O fato é que não faz sentido colocar a TV aberta e o streaming como concorrentes. Trata-se de uma estratégia de complementaridade de distribuição de conteúdo. Não à toa, os canais lineares já têm a própria plataforma de streaming. Na semana passada, a TV Cultura lançou a sua. Ela é gratuita e dá acesso à programação da emissora e das rádios Cultura FM e Cultura Brasil.

Enquanto o formato linear representa a democratização do entretenimento e informação no país, o streaming representa uma evolução, uma maneira de alcançar novas pessoas, de forma individualizada. A transformação está em andamento, mas ainda parece lenta.

Vale ressaltar também que houve retração da audiência do streaming nos últimos meses. De acordo com pesquisa nacional da Kantar Ibope Media, a audiência do streaming caiu 4% em fevereiro e 5% em março, enquanto a da TV aberta subiu.
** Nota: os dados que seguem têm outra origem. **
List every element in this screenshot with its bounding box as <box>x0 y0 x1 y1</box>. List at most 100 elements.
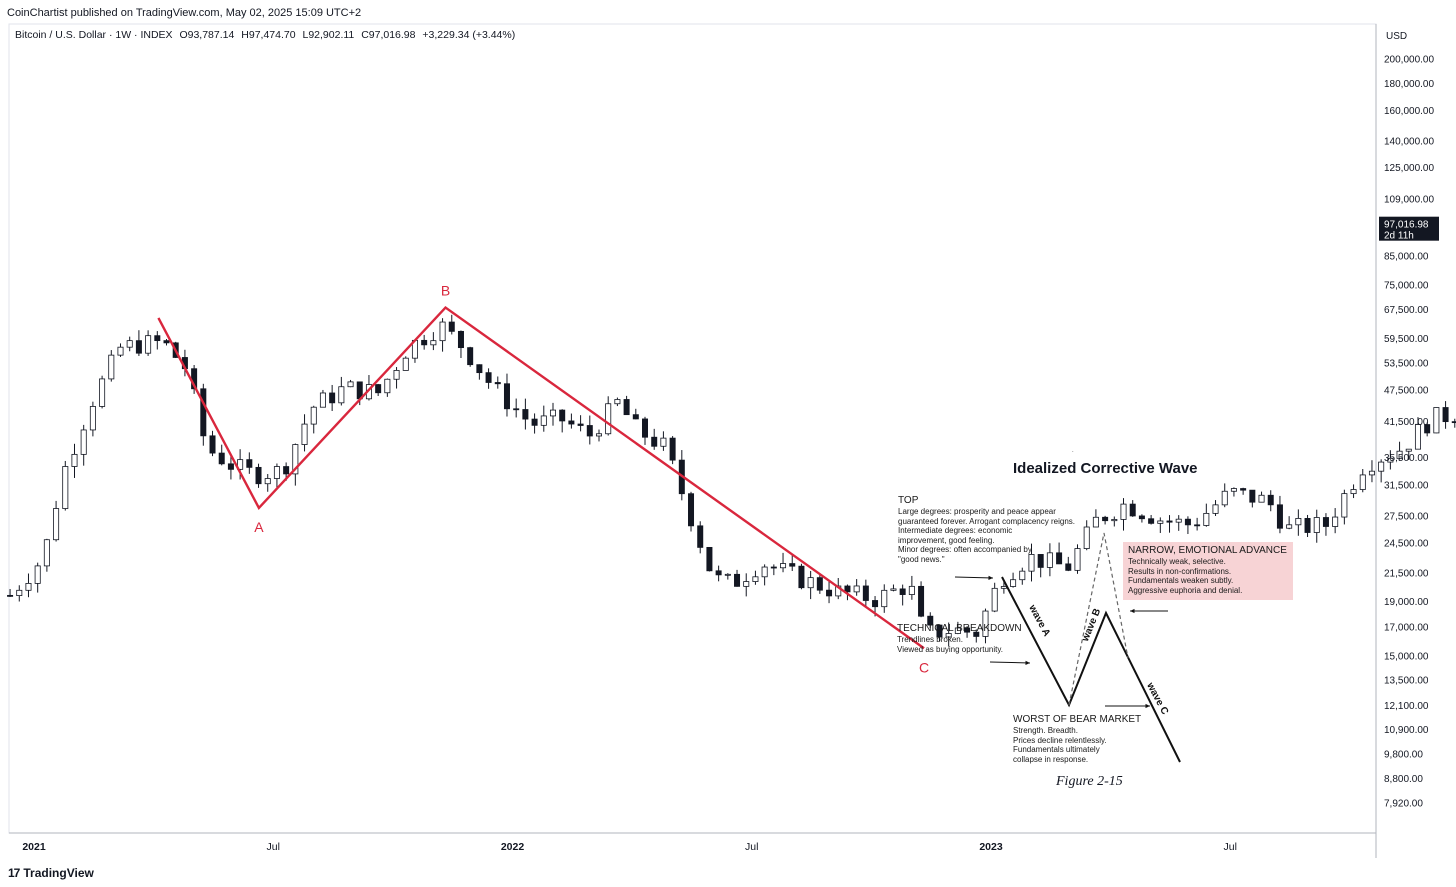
candle-body <box>135 340 142 354</box>
candle-body <box>1074 548 1081 571</box>
y-tick-label: 21,500.00 <box>1384 568 1429 579</box>
candle-body <box>807 577 814 589</box>
worst-arrow-head <box>1145 703 1150 709</box>
candle-body <box>1166 520 1173 523</box>
candle-body <box>218 452 225 465</box>
candle-body <box>25 582 32 591</box>
wave-b-label: wave B <box>1080 607 1103 644</box>
y-tick-label: 10,900.00 <box>1384 725 1429 736</box>
y-tick-label: 8,800.00 <box>1384 774 1423 785</box>
y-tick-label: 12,100.00 <box>1384 701 1429 712</box>
candle-body <box>1433 407 1440 434</box>
candle-body <box>1092 516 1099 528</box>
candle-body <box>1065 563 1072 571</box>
candle-body <box>283 466 290 475</box>
current-price-bg <box>1379 216 1439 241</box>
y-tick-label: 200,000.00 <box>1384 55 1434 66</box>
candle-body <box>734 573 741 587</box>
candle-body <box>393 370 400 380</box>
x-tick-label: 2023 <box>979 841 1003 853</box>
y-tick-label: 85,000.00 <box>1384 252 1429 263</box>
candle-body <box>651 436 658 447</box>
candle-body <box>292 444 299 475</box>
candle-body <box>1322 517 1329 527</box>
candle-body <box>1175 518 1182 523</box>
candle-body <box>384 378 391 394</box>
candle-body <box>614 399 621 405</box>
candle-body <box>43 539 50 567</box>
y-tick-label: 7,920.00 <box>1384 799 1423 810</box>
y-tick-label: 19,000.00 <box>1384 597 1429 608</box>
candle-body <box>503 383 510 410</box>
candle-body <box>439 321 446 342</box>
wave-label-B: B <box>441 283 450 299</box>
diagram-wave-path <box>1001 576 1181 763</box>
candle-body <box>918 585 925 617</box>
candle-body <box>936 624 943 638</box>
candle-body <box>1111 519 1118 522</box>
symbol-name[interactable]: Bitcoin / U.S. Dollar · 1W · INDEX <box>15 29 173 41</box>
candle-body <box>642 418 649 438</box>
candle-body <box>53 508 60 541</box>
narrow-line: Aggressive euphoria and denial. <box>1128 585 1243 595</box>
narrow-annotation: NARROW, EMOTIONAL ADVANCE Technically we… <box>1123 542 1293 598</box>
symbol-legend[interactable]: Bitcoin / U.S. Dollar · 1W · INDEX O93,7… <box>15 29 519 41</box>
breakdown-arrow-head <box>1025 660 1030 666</box>
top-annotation: TOP Large degrees: prosperity and peace … <box>898 495 1075 565</box>
candle-body <box>899 588 906 595</box>
candle-body <box>743 581 750 587</box>
narrow-line: Technically weak, selective. <box>1128 557 1226 566</box>
candle-body <box>715 570 722 576</box>
y-tick-label: 41,500.00 <box>1384 417 1429 428</box>
candle-body <box>1414 424 1421 450</box>
candle-body <box>163 340 170 344</box>
wave-line-cycle-2021-2022 <box>157 305 925 650</box>
brand-name: TradingView <box>23 866 94 880</box>
breakdown-line: Trendlines broken. <box>897 635 963 644</box>
x-tick-label: 2021 <box>22 841 46 853</box>
worst-heading: WORST OF BEAR MARKET <box>1013 714 1142 725</box>
candle-body <box>1258 494 1265 503</box>
candle-body <box>448 321 455 332</box>
candle-body <box>982 610 989 637</box>
candle-body <box>513 408 520 411</box>
candle-body <box>973 631 980 637</box>
candle-body <box>62 466 69 509</box>
candle-body <box>200 388 207 437</box>
candle-body <box>1286 524 1293 529</box>
candle-body <box>706 546 713 572</box>
worst-line: Prices decline relentlessly. <box>1013 735 1107 745</box>
candle-body <box>264 478 271 485</box>
candle-body <box>862 585 869 601</box>
top-line: Intermediate degrees: economic <box>898 526 1013 536</box>
candle-body <box>770 566 777 569</box>
candle-body <box>789 563 796 567</box>
candle-body <box>108 354 115 380</box>
y-tick-label: 125,000.00 <box>1384 163 1434 174</box>
candle-body <box>126 340 133 348</box>
narrow-advance-box: NARROW, EMOTIONAL ADVANCE Technically we… <box>1123 542 1293 600</box>
candle-body <box>1267 494 1274 506</box>
tradingview-brand[interactable]: 17 TradingView <box>8 866 94 880</box>
candle-body <box>1046 552 1053 568</box>
candle-body <box>826 589 833 597</box>
worst-line: collapse in response. <box>1013 754 1089 764</box>
candle-body <box>964 627 971 633</box>
candle-body <box>1102 516 1109 522</box>
candle-body <box>660 437 667 447</box>
worst-line: Fundamentals ultimately <box>1013 745 1100 755</box>
candle-body <box>559 409 566 422</box>
candle-body <box>531 418 538 426</box>
candle-body <box>7 594 14 597</box>
breakdown-line: Viewed as buying opportunity. <box>897 644 1003 654</box>
candle-body <box>71 453 78 467</box>
candle-body <box>1138 515 1145 520</box>
figure-title: Idealized Corrective Wave <box>1013 460 1198 477</box>
y-tick-label: 31,500.00 <box>1384 480 1429 491</box>
candle-body <box>522 409 529 420</box>
y-tick-label: 59,500.00 <box>1384 334 1429 345</box>
candle-body <box>540 415 547 426</box>
candle-body <box>1083 526 1090 549</box>
candle-body <box>1230 488 1237 492</box>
Já o mercado de TV por assinatura vem sofrendo quedas sucessivas ano a ano. Segundo dados divulgados pela Anatel, em 2022, o mercado caiu 7,2%, totalizando 12,48 milhões de assinantes - a base de clientes em 2016 chegava a 19 milhões.

Especial nesta edição ouviu vários especialistas sobre o tema. Para Lilian Prado, country manager Brazil da ShowHeroes, a TV paga é a que mais tem perdido audiência e assinantes para os serviços de streaming. Ela acrescenta ainda que, globalmente, verifica-se que o consumo vem migrando da TV linear para as plataformas de streaming. “O público mais jovem é o mais favorável a consumir conteúdo com liberdade de escolha, sem a grade de programação característica da TV linear. No centro da mudança, está o consumidor, que percebeu que as plataformas de streaming oferecem mais variedade e liberdade de escolha”, avalia Lilian.
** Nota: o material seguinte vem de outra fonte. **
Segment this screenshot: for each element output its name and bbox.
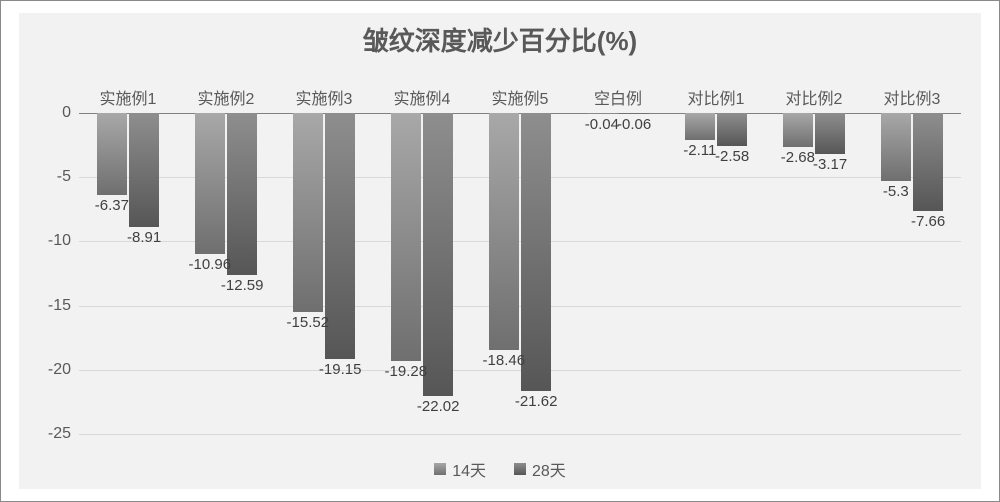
data-label: -15.52 — [287, 314, 330, 331]
data-label: -2.58 — [715, 148, 749, 165]
legend-swatch — [514, 463, 526, 475]
data-label: -5.3 — [883, 183, 909, 200]
legend-item: 14天 — [434, 457, 486, 481]
y-axis-tick-label: -20 — [48, 361, 79, 379]
legend-item: 28天 — [514, 457, 566, 481]
plot-area: 0-5-10-15-20-25 实施例1实施例2实施例3实施例4实施例5空白例对… — [79, 113, 961, 434]
data-label: -0.06 — [617, 116, 651, 133]
data-label: -7.66 — [911, 213, 945, 230]
category-label: 实施例5 — [492, 85, 549, 113]
plot-background: 皱纹深度减少百分比(%) 0-5-10-15-20-25 实施例1实施例2实施例… — [19, 13, 981, 489]
data-label: -2.68 — [781, 149, 815, 166]
data-label: -6.37 — [95, 197, 129, 214]
category-label: 实施例1 — [100, 85, 157, 113]
data-label: -22.02 — [417, 398, 460, 415]
data-label: -12.59 — [221, 277, 264, 294]
y-axis-tick-label: -10 — [48, 232, 79, 250]
data-label: -0.04 — [585, 116, 619, 133]
data-label: -8.91 — [127, 229, 161, 246]
data-label: -10.96 — [189, 256, 232, 273]
data-labels-layer: -6.37-10.96-15.52-19.28-18.46-0.04-2.11-… — [79, 113, 961, 434]
data-label: -2.11 — [683, 142, 716, 159]
legend-label: 14天 — [452, 457, 486, 481]
y-axis-tick-label: 0 — [62, 104, 79, 122]
legend-label: 28天 — [532, 457, 566, 481]
category-label: 对比例3 — [884, 85, 941, 113]
category-label: 对比例1 — [688, 85, 745, 113]
y-axis-tick-label: -5 — [57, 168, 79, 186]
data-label: -3.17 — [813, 156, 847, 173]
chart-container: 皱纹深度减少百分比(%) 0-5-10-15-20-25 实施例1实施例2实施例… — [0, 0, 1000, 502]
data-label: -18.46 — [483, 352, 526, 369]
data-label: -21.62 — [515, 393, 558, 410]
category-label: 对比例2 — [786, 85, 843, 113]
legend: 14天 28天 — [19, 449, 981, 489]
category-label: 实施例3 — [296, 85, 353, 113]
category-label: 实施例4 — [394, 85, 451, 113]
data-label: -19.15 — [319, 361, 362, 378]
category-label: 实施例2 — [198, 85, 255, 113]
legend-swatch — [434, 463, 446, 475]
chart-title: 皱纹深度减少百分比(%) — [19, 21, 981, 58]
category-label: 空白例 — [594, 85, 642, 113]
data-label: -19.28 — [385, 363, 428, 380]
y-axis-tick-label: -25 — [48, 425, 79, 443]
y-axis-tick-label: -15 — [48, 297, 79, 315]
gridline — [79, 434, 961, 435]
Ela lembra que, por outro lado, transmissões ao vivo, principalmente esportes, ainda são um desafio para essas plataformas. “O delay, mesmo que de poucos segundos, pode frustrar a experiência dos usuários.”

Outra questão que ainda não está totalmente definida é o modelo de negócios. É como se todos ainda estivessem em formato beta, testando as opções. A líder Netflix, por exemplo, levou anos para incluir publicidade e rever o seu modelo diante da acirrada concorrência. No fim do ano passado, anunciou a criação de um plano básico com anúncios.
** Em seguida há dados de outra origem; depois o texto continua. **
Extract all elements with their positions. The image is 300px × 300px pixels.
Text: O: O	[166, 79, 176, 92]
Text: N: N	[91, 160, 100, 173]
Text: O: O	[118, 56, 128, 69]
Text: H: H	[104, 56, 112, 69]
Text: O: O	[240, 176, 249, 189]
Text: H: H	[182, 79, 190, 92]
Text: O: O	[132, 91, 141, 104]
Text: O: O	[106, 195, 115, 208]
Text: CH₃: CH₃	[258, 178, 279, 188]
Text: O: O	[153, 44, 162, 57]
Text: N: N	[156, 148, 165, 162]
Outras plataformas são gratuitas, porém, têm propaganda. Apesar do aumento exponencial da Smart TV, vale lembrar que a venda de anúncios publicitários na TV conectada ainda engatinha no Brasil.

A explosão de serviços de streaming, muitas vezes, também confunde o consumidor e pesa no bolso. Mas, verdade seja dita, a experiência de assistir a um filme, a uma série ou a qualquer outro conteúdo na hora que as pessoas desejam é espetacular.

No entanto, a gratuidade e o alcance da TV aberta são vantagens que nunca devem cair por terra. Por isso, ela tende a se manter soberana e o streaming se fortalecer no sentido de complementar o consumo de conteúdo, que continua sendo o rei. Mas, até mesmo o tipo de conteúdo que a TV e o streaming oferecem vem se misturando. A Netflix acaba de anunciar o lançamento de uma novela, expertise - até então - dos canais de televisão. Vale aguardar.